Pivot Tables get their data from the Pivot Cache. The Pivot Cache is a container that holds a static copy of your data. The ability to massage your data in the way you see fit comes from having maintained the source data beforehand in a static go-to container, the pivot-cache. It's what makes pivoting the data possible.

But the pivot cache doesn't like fields that contain a duplicate value when using unique records only, or a non-unique value. Take a date, for example. Excel has a lower bound date limit of 1/1/1900 as the earliest date. So if you were to use a date such as 5/31/1899, Excel wouldn't be able to handle the date and will revert it back to the earliest possible date that it can handle, which is 1/1/1900, assuming the 1904 data system is turned off. If you already had 1/1/1900 in the pivot table, and your date of 5/31/1899 is converted to 1/1/1900, you suddenly have a duplicate value. When saved this way and reopened, Excel runs a check that sees duplicate entry and treats it as a corrupted cache and hacks up the error that you see.

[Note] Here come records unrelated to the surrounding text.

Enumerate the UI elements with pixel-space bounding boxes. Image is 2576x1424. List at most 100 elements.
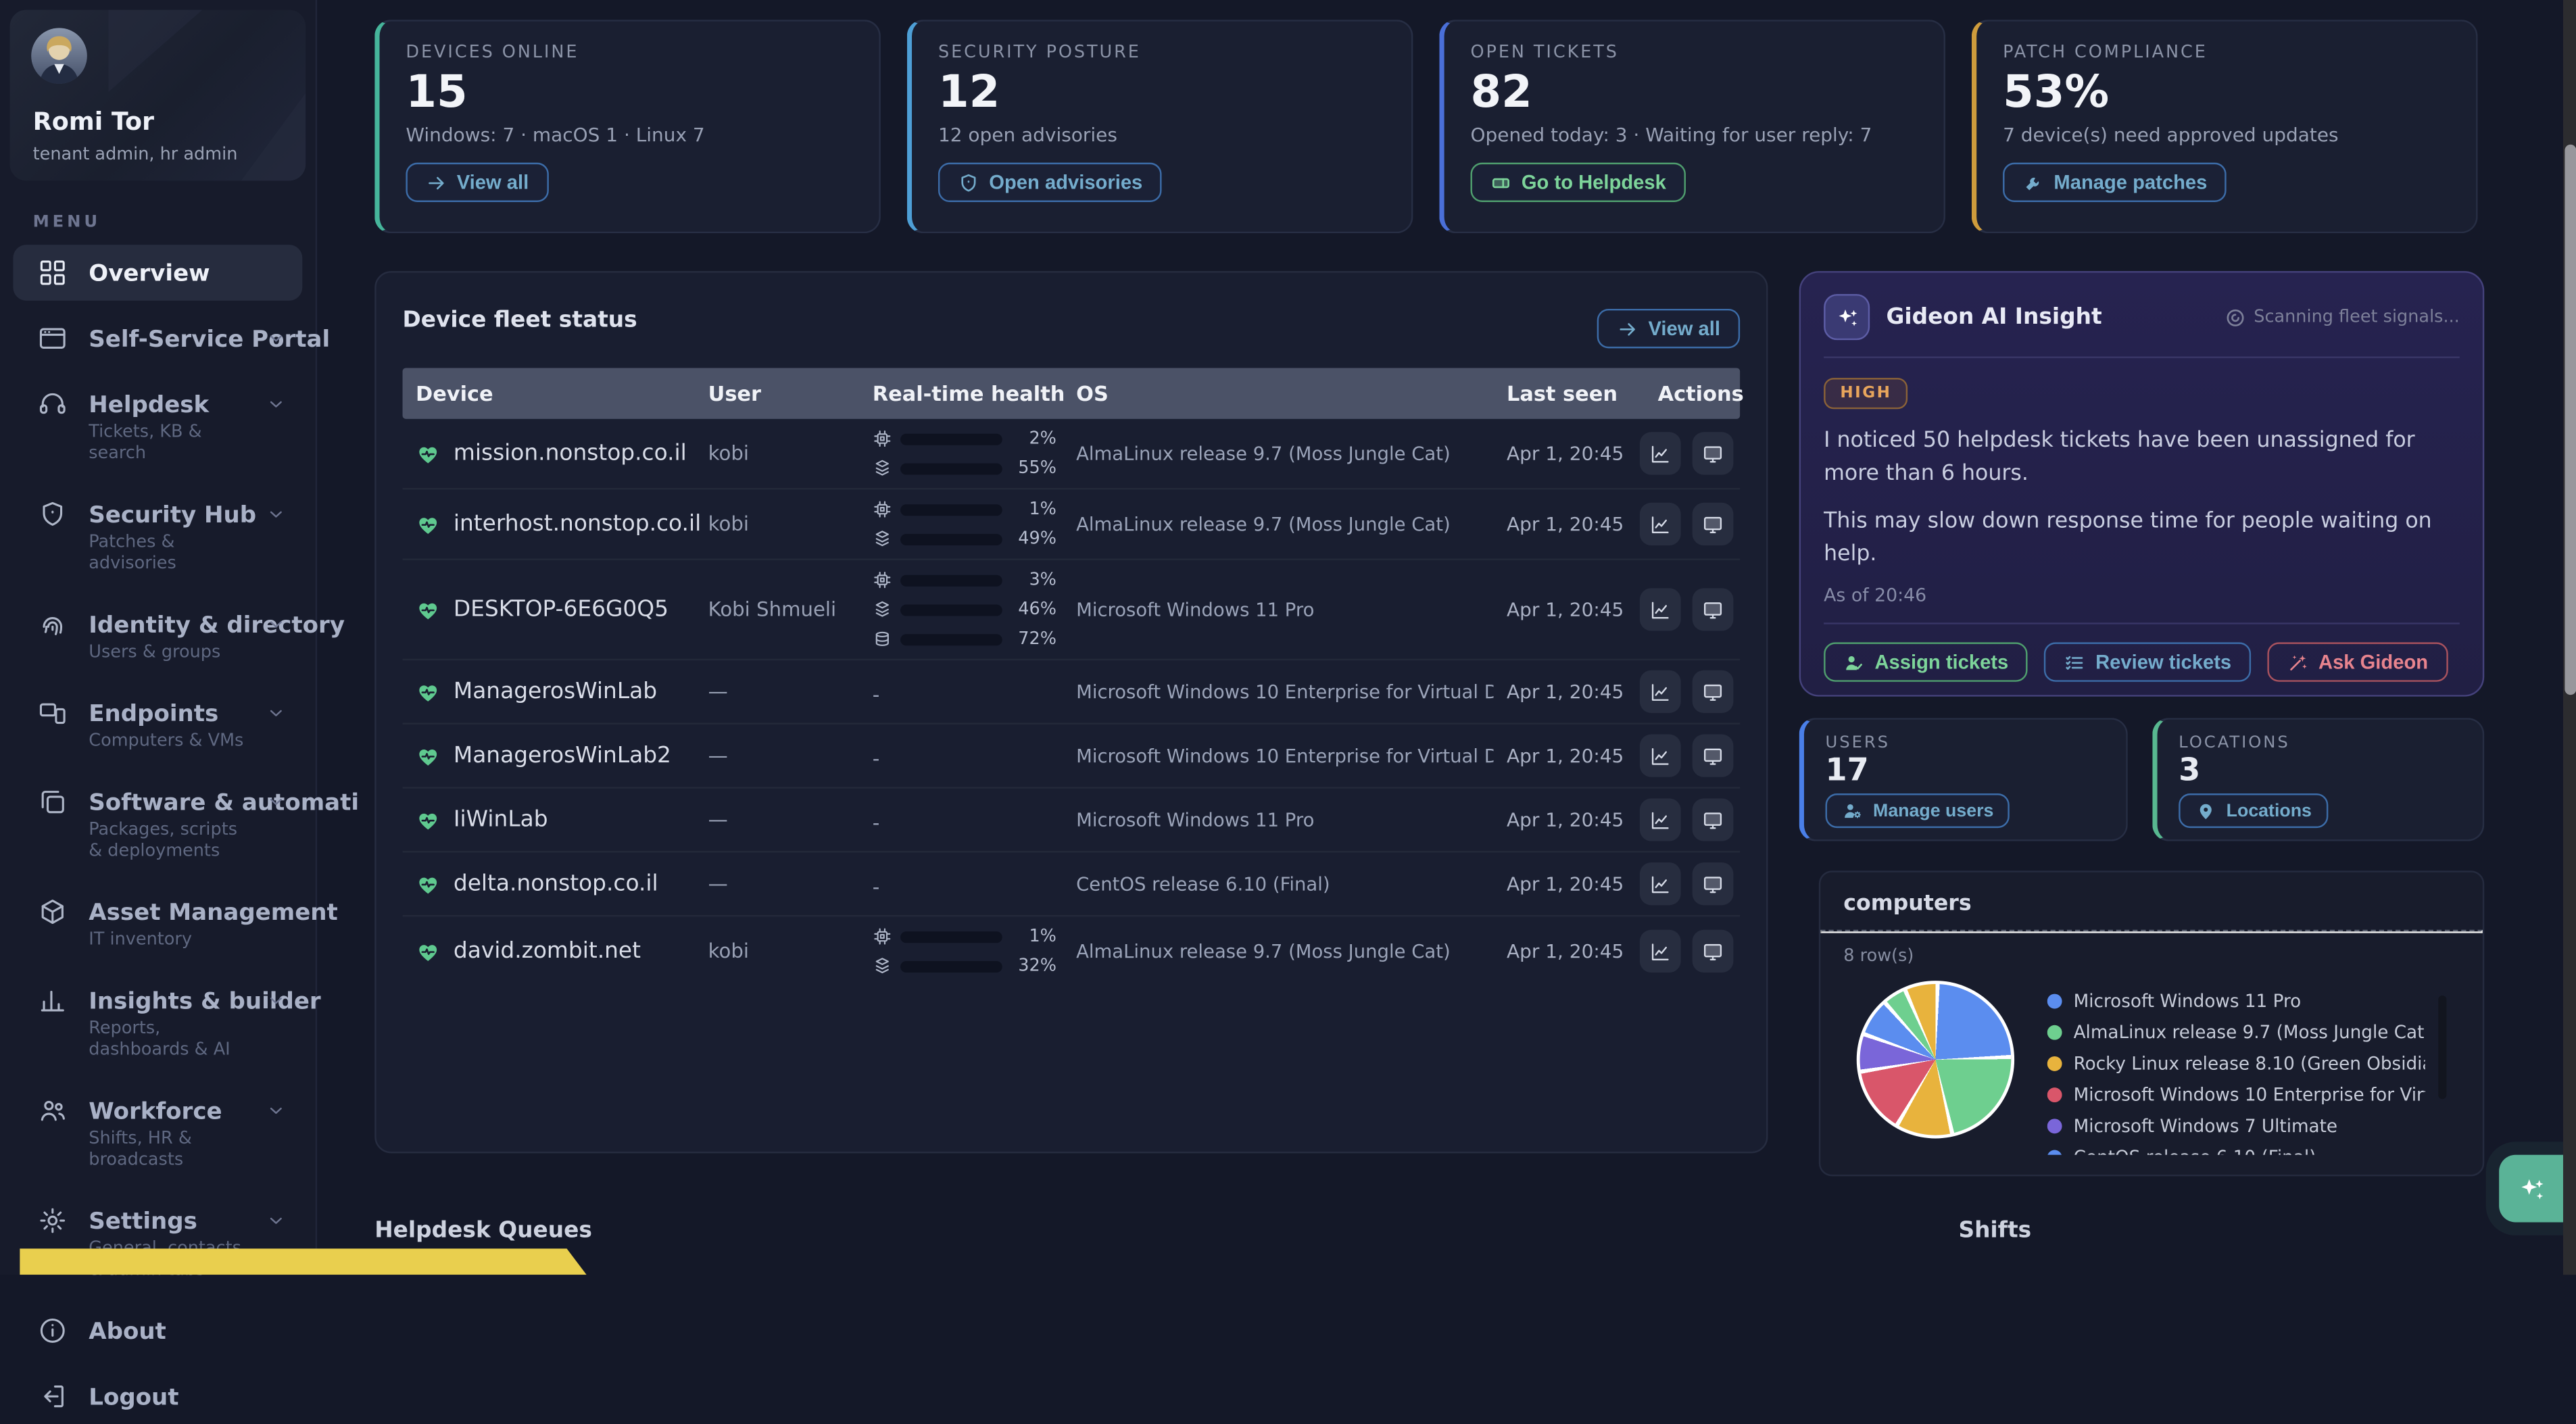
device-metrics-button[interactable] <box>1640 588 1681 631</box>
sidebar-item-workforce[interactable]: WorkforceShifts, HR & broadcasts <box>13 1083 302 1183</box>
sidebar-item-identity-directory[interactable]: Identity & directoryUsers & groups <box>13 596 302 675</box>
device-name: IiWinLab <box>403 806 696 833</box>
grid-icon <box>38 258 68 288</box>
locations-button[interactable]: Locations <box>2179 793 2328 828</box>
disk-icon <box>873 629 892 649</box>
device-user: — <box>695 744 859 767</box>
shield-icon <box>958 172 979 193</box>
ram-usage-bar <box>900 604 1002 615</box>
sidebar-item-settings[interactable]: SettingsGeneral, contacts & admin tabs <box>13 1193 302 1293</box>
table-row: ManagerosWinLab2—-Microsoft Windows 10 E… <box>403 725 1741 789</box>
sidebar-item-software-automation[interactable]: Software & automatiPackages, scripts & d… <box>13 774 302 874</box>
os-pie-chart <box>1857 981 2014 1138</box>
sidebar-item-self-service-portal[interactable]: Self-Service Portal <box>13 310 302 366</box>
review-tickets-button[interactable]: Review tickets <box>2045 642 2252 681</box>
legend-item[interactable]: AlmaLinux release 9.7 (Moss Jungle Cat) <box>2047 1022 2425 1044</box>
sidebar-item-overview[interactable]: Overview <box>13 245 302 301</box>
sidebar-item-endpoints[interactable]: EndpointsComputers & VMs <box>13 685 302 764</box>
ai-assistant-fab[interactable] <box>2499 1155 2565 1223</box>
ask-gideon-button[interactable]: Ask Gideon <box>2268 642 2448 681</box>
legend-scrollbar[interactable] <box>2438 996 2446 1099</box>
chevdown-icon <box>266 792 286 812</box>
table-header: DeviceUserReal-time healthOSLast seenAct… <box>403 368 1741 418</box>
device-user: — <box>695 808 859 831</box>
legend-item[interactable]: Microsoft Windows 11 Pro <box>2047 991 2425 1012</box>
legend-item[interactable]: Rocky Linux release 8.10 (Green Obsidian… <box>2047 1053 2425 1075</box>
disk-usage-value: 72% <box>1011 629 1056 649</box>
column-header-user: User <box>695 381 859 406</box>
device-remote-button[interactable] <box>1693 670 1734 713</box>
insight-actions: Assign tickets Review tickets Ask Gideon <box>1801 624 2483 682</box>
chartline-icon <box>1649 873 1671 895</box>
device-metrics-button[interactable] <box>1640 735 1681 777</box>
usercheck-icon <box>1843 652 1865 673</box>
cpu-icon <box>873 570 892 589</box>
device-name: delta.nonstop.co.il <box>403 870 696 897</box>
device-metrics-button[interactable] <box>1640 503 1681 545</box>
stat-card-devices-online: DEVICES ONLINE15Windows: 7 · macOS 1 · L… <box>374 20 881 233</box>
shifts-heading: Shifts <box>1958 1217 2031 1244</box>
sidebar-item-security-hub[interactable]: Security HubPatches & advisories <box>13 486 302 586</box>
device-remote-button[interactable] <box>1693 503 1734 545</box>
device-remote-button[interactable] <box>1693 862 1734 905</box>
fleet-title: Device fleet status <box>403 308 637 334</box>
assign-tickets-button[interactable]: Assign tickets <box>1824 642 2028 681</box>
heart-icon <box>416 808 440 832</box>
ram-icon <box>873 458 892 478</box>
device-metrics-button[interactable] <box>1640 930 1681 973</box>
cpu-usage-value: 1% <box>1011 927 1056 946</box>
sidebar-item-asset-management[interactable]: Asset ManagementIT inventory <box>13 884 302 963</box>
security-posture-button[interactable]: Open advisories <box>938 163 1162 202</box>
profile-card[interactable]: Romi Tor tenant admin, hr admin <box>10 10 306 181</box>
device-metrics-button[interactable] <box>1640 670 1681 713</box>
stat-subtext: Windows: 7 · macOS 1 · Linux 7 <box>406 123 852 146</box>
legend-item[interactable]: Microsoft Windows 7 Ultimate <box>2047 1115 2425 1137</box>
chevdown-icon <box>266 1101 286 1121</box>
device-metrics-button[interactable] <box>1640 862 1681 905</box>
heart-icon <box>416 512 440 536</box>
column-header-real-time-health: Real-time health <box>859 381 1063 406</box>
stat-title: OPEN TICKETS <box>1471 43 1918 62</box>
users-count: 17 <box>1826 752 2105 788</box>
sidebar-item-about[interactable]: About <box>13 1303 302 1359</box>
device-metrics-button[interactable] <box>1640 798 1681 841</box>
device-health: - <box>859 676 1063 707</box>
open-tickets-button[interactable]: Go to Helpdesk <box>1471 163 1686 202</box>
device-remote-button[interactable] <box>1693 588 1734 631</box>
cpu-usage-bar <box>900 433 1002 444</box>
device-remote-button[interactable] <box>1693 735 1734 777</box>
chevdown-icon <box>266 614 286 634</box>
radar-icon <box>2224 306 2245 328</box>
heart-icon <box>416 597 440 622</box>
device-os: Microsoft Windows 10 Enterprise for Virt… <box>1063 745 1494 766</box>
device-health: 1%32% <box>859 927 1063 976</box>
legend-item[interactable]: CentOS release 6.10 (Final) <box>2047 1147 2425 1155</box>
device-remote-button[interactable] <box>1693 798 1734 841</box>
sidebar-item-logout[interactable]: Logout <box>13 1369 302 1424</box>
chevdown-icon <box>266 394 286 414</box>
ram-icon <box>873 529 892 549</box>
table-row: ManagerosWinLab—-Microsoft Windows 10 En… <box>403 660 1741 725</box>
fleet-view-all-button[interactable]: View all <box>1597 309 1740 348</box>
chart-title: computers <box>1843 892 2460 916</box>
page-scrollbar[interactable] <box>2563 0 2576 1275</box>
device-remote-button[interactable] <box>1693 930 1734 973</box>
sidebar-item-helpdesk[interactable]: HelpdeskTickets, KB & search <box>13 376 302 476</box>
monitor-icon <box>1702 745 1724 766</box>
scrollbar-thumb[interactable] <box>2564 145 2575 695</box>
monitor-icon <box>1702 599 1724 620</box>
cpu-icon <box>873 927 892 946</box>
ram-usage-bar <box>900 533 1002 545</box>
device-remote-button[interactable] <box>1693 432 1734 474</box>
legend-item[interactable]: Microsoft Windows 10 Enterprise for Virt… <box>2047 1084 2425 1106</box>
patch-compliance-button[interactable]: Manage patches <box>2003 163 2227 202</box>
device-metrics-button[interactable] <box>1640 432 1681 474</box>
manage-users-button[interactable]: Manage users <box>1826 793 2010 828</box>
chartline-icon <box>1649 809 1671 831</box>
monitor-icon <box>1702 809 1724 831</box>
column-header-last-seen: Last seen <box>1494 381 1645 406</box>
users-card: USERS 17 Manage users <box>1799 718 2128 841</box>
devices-online-button[interactable]: View all <box>406 163 548 202</box>
sidebar-item-insights-builder[interactable]: Insights & builderReports, dashboards & … <box>13 973 302 1073</box>
computers-chart-card: computers 8 row(s) Microsoft Windows 11 … <box>1819 870 2484 1176</box>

The workaround for this problem is to eliminate the duplicate entry from your data before saving the Excel file. This will satisfy the unique records requirement and Excel won't see the cache as being corrupt.

Comments

  • Anonymous
    June 01, 2016
    Hi Will,I have a excel report template set up with lots of pivot tables, but a lot of times when I change my pivot source with new set of data I get the error message you mentioned above and all pivots are removed. I am not sure what you mean by "eliminate the duplicate entry from your data before saving the Excel file". Does only "Date" factor affects the pivot cache? How should I set up my pivots in the template in order to avoid this problem when I want to refresh my data source?
  • Anonymous
    July 20, 2016
    This is a terrible workaround and this problem still exists in 2016. It is so frustrating, this has cost me so much time and bother you can't imagine.